Within an hour, we were back on the water with the tarp packed and our rain gear removed. The sun did come out again, but this time there was no thunder. (phew!) We immediately headed north to the mouth of the river while passing a large camp/cottage on a point. I believe it belongs to Alex Mathias, an aboriginal living on his ancestral family's land while protecting it from logging and other such interest. Many have had the chance to meet him, so I looked intently while passing the property, but didn't see any signs of people or movement, so we passed quietly. Besides, since we were so behind, we decided to just continue paddling.
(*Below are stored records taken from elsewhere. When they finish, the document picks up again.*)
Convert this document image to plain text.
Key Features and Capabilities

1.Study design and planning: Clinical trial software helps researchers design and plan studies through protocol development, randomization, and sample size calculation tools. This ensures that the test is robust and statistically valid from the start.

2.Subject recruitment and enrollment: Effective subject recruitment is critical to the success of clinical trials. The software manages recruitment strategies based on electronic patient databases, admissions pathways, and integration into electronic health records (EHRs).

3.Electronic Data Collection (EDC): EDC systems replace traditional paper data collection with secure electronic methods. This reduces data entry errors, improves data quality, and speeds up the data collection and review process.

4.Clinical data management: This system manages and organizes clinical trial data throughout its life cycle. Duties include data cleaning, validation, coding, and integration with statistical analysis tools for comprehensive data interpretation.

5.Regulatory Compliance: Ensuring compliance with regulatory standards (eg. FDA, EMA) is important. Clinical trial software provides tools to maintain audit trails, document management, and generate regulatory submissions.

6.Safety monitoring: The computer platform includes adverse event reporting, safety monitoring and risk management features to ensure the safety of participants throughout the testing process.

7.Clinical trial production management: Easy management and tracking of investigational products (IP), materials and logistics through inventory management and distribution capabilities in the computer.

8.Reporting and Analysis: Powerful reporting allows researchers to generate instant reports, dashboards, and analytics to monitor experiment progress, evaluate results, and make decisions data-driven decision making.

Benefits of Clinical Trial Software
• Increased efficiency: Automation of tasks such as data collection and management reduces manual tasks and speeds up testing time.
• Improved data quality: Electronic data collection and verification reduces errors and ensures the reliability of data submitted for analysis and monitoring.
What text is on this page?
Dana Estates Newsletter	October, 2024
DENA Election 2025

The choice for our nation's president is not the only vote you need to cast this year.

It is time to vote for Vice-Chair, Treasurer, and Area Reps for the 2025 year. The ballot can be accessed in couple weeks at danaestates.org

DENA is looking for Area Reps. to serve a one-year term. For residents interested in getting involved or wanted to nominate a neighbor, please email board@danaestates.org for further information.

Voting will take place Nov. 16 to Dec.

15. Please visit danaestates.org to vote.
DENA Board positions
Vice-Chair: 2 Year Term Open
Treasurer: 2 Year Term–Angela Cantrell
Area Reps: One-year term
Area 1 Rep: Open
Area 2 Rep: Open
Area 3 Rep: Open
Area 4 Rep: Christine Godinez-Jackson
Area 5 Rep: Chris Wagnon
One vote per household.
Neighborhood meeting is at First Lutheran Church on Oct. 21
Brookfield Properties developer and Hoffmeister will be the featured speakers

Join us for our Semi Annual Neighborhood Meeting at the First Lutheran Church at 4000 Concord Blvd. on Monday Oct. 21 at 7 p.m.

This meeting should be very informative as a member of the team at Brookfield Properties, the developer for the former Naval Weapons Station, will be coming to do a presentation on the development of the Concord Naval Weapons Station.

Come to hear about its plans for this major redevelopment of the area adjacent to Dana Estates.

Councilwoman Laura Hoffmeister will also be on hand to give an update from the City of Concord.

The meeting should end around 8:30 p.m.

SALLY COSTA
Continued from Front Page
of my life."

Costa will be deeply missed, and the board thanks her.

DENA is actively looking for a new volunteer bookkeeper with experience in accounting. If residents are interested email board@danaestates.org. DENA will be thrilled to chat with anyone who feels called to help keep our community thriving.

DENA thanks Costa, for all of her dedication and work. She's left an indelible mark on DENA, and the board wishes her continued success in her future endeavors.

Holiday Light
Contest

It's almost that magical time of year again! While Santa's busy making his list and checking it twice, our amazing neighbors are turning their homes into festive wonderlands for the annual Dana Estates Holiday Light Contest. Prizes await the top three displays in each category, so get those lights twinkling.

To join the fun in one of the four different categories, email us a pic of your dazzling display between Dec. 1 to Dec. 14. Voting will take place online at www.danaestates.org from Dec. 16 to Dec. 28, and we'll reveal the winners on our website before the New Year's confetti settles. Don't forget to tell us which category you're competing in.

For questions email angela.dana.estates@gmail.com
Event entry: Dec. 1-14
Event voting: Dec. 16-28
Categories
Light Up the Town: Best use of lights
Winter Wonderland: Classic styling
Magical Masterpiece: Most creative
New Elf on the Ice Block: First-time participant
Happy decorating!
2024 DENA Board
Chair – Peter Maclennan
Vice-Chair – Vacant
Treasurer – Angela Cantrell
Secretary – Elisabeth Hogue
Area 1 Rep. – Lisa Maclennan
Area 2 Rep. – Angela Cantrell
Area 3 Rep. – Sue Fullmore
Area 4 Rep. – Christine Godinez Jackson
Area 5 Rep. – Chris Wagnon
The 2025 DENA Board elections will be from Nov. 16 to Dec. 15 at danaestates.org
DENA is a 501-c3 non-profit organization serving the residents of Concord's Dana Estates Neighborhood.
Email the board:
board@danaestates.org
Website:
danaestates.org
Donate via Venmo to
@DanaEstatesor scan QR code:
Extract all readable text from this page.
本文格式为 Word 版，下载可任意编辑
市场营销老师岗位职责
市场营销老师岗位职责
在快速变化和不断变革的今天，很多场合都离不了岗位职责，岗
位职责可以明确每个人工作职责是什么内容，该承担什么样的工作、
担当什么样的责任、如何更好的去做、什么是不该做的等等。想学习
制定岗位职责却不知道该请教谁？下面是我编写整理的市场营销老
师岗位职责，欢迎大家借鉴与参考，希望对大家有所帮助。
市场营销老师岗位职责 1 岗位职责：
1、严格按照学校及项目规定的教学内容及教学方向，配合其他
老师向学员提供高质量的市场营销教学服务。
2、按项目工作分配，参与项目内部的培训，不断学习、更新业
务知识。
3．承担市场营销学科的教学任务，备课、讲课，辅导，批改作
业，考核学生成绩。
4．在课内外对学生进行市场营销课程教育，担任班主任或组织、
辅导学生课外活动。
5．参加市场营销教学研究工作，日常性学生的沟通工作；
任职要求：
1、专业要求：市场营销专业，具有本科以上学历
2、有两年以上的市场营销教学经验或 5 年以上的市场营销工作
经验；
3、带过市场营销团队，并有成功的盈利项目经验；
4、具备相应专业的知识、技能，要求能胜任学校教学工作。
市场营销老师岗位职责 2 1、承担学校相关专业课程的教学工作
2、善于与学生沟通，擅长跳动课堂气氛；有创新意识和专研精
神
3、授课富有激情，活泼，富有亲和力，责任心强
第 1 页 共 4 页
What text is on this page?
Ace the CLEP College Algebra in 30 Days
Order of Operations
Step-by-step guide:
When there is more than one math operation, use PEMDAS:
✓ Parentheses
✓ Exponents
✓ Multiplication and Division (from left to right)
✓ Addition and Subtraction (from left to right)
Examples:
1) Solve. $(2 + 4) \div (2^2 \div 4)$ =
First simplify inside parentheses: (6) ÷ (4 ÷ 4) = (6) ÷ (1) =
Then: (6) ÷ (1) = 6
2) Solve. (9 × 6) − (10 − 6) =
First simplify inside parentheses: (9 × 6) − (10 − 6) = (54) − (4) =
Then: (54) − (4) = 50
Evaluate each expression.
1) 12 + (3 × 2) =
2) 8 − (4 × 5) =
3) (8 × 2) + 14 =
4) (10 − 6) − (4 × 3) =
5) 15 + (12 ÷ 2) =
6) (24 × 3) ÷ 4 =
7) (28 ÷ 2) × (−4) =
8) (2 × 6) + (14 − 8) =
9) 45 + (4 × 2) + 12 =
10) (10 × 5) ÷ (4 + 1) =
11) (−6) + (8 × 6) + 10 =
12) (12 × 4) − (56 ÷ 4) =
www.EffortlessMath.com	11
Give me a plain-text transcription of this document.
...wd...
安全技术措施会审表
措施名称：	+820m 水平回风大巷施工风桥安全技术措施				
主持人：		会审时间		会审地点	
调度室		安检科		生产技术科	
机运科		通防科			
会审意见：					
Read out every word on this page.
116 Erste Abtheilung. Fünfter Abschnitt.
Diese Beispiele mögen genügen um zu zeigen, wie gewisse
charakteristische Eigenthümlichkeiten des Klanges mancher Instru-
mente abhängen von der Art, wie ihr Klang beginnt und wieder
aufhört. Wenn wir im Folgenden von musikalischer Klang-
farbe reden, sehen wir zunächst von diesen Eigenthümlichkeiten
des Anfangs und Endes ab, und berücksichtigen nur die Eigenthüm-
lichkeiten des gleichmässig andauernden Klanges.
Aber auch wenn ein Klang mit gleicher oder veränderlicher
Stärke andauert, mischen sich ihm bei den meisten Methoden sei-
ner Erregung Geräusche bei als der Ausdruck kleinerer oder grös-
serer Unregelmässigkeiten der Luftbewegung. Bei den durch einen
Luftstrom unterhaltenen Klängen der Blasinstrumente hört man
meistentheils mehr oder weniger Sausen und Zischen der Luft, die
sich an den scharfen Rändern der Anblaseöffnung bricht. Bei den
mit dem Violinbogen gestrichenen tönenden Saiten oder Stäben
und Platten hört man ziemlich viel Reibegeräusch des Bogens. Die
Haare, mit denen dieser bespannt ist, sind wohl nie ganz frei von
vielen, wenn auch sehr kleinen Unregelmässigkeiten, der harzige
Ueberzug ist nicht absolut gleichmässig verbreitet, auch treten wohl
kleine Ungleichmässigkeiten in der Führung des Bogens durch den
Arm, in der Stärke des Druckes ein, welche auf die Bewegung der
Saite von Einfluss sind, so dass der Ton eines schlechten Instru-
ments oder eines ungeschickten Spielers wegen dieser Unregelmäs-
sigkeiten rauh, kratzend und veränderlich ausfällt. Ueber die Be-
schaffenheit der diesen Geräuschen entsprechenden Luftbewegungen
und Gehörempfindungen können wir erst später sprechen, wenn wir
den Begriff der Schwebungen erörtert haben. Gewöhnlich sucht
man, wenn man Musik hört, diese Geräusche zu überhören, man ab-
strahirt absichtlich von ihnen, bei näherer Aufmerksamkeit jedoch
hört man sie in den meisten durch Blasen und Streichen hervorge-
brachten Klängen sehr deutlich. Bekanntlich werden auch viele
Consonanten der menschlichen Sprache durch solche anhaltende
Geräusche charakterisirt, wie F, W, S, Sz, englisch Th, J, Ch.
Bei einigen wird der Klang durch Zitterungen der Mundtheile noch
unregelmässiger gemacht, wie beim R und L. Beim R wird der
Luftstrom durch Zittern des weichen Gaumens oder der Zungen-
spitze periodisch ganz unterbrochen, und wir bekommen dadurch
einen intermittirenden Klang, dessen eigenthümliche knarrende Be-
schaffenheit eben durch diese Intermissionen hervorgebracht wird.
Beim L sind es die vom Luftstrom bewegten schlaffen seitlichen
Calmly paddling down the Obabika river.


The Obabika river is a slow meandering river which was a nice change of pace from all the big lake paddling we had the day before. Birds seemed to thrive here as they constantly whizzed overhead from one side to the other. We eventually came to a small decrepit dam which we quickly carried over and continued paddling. We were now looking intently on river right looking for signs of a portage that led to an unnamed lake. Our plan was to camp there so it was important not to miss the turn off, but at the same time it wasn't the typical choice of most people paddling down the Obabika river so we wondered if it was even marked. (in Temagami, expect the unexpected!) Amazingly, we spotted the right surveryor tape by a creek on the branch of an alder, - amongst all the others that we noted that lined the river bank as well! (we couldn't figure what all those other tapes were for?!)


Portaging 20m's around the small decrepit dam, Marylou
waits to put back in the river.


Anyhow, it was supposed to be an easy 380m to the unnamed lake. Like everything "Temagami", (meaning confusing/challenging) we found ourselves definitely portaging more that the 380m's going down what looked like a overgrown cart trail, which totally soaked us to the bones and had the mosquitoes swarming us. Frustrated and spewing out expletives, we turned around and reassessed the situation back at the river.
After looking over the map several times and searching the surroundings, we found another surveyor's tape far upstream of the narrow creek that drained nearby into the river. With no other options, we decided to carry the canoe and gear to the creek and attempted to drag, pull, and occassionally paddle upstream through the tight turns. Surprisingly, we found more tape further ahead which gave us some hope as we continued on now lifting over several beaver dams. Pulling over the final and biggest beaver dam brought us tremendous relief as the long narrow lake lay before us. The euphoric moment combined with the rose-hued cast of the setting sun on the beautiful surrounding was all I needed to forgot the pain. It was worth it.


Marylou pulling branches aside in order to make our way up
the shallow overgrown creek to the unnamed lake.


Needless to say, it was another late night. We soon found the only campsite on the northeast side on a rocky point that was very overgrown. We quickly set up and got supper going in the dark, thankfully well protected in the bug tent. Despite another late day, we were happy to be here by overcoming the challenges and doubts of finding this lake. Nestled comfortably in our down bags with full stomachs, we soon faded into a well deserved sleep.

Next: Day 3 - "Are we there yet?!

3 comments:

Unknown said...

Ahhh, the mosquitoes! You're not contemplating moving to BC yet, are you? Watch out - you'd become a softy like Matt and I in a few years' time! (thanks for your posts. Sounds like another beautiful trip)

Prairie Voyageur said...

I know I'm a bit behind, but I vote in favour of the more detailed "one post per day" trip accounts.

I like your account of side trips up trails of unkown destination and tiny creeks to un-named lakes. I'm a real sucker for obscure side trips through unforgiving terrain into the mysterious unknown, to the occasional annoyance of my traveling company :-)

Unknown said...

Hi PV,

No problem, glad you like that format. Actually, I do as well, but the problem for me is time. With over 2 mths of tripping per year and all the other stories I like to share, it is actually unmanageable. If someone would pay me to do this as a full time job, I would love to do it! lol
Thanks for your continued interest and comments!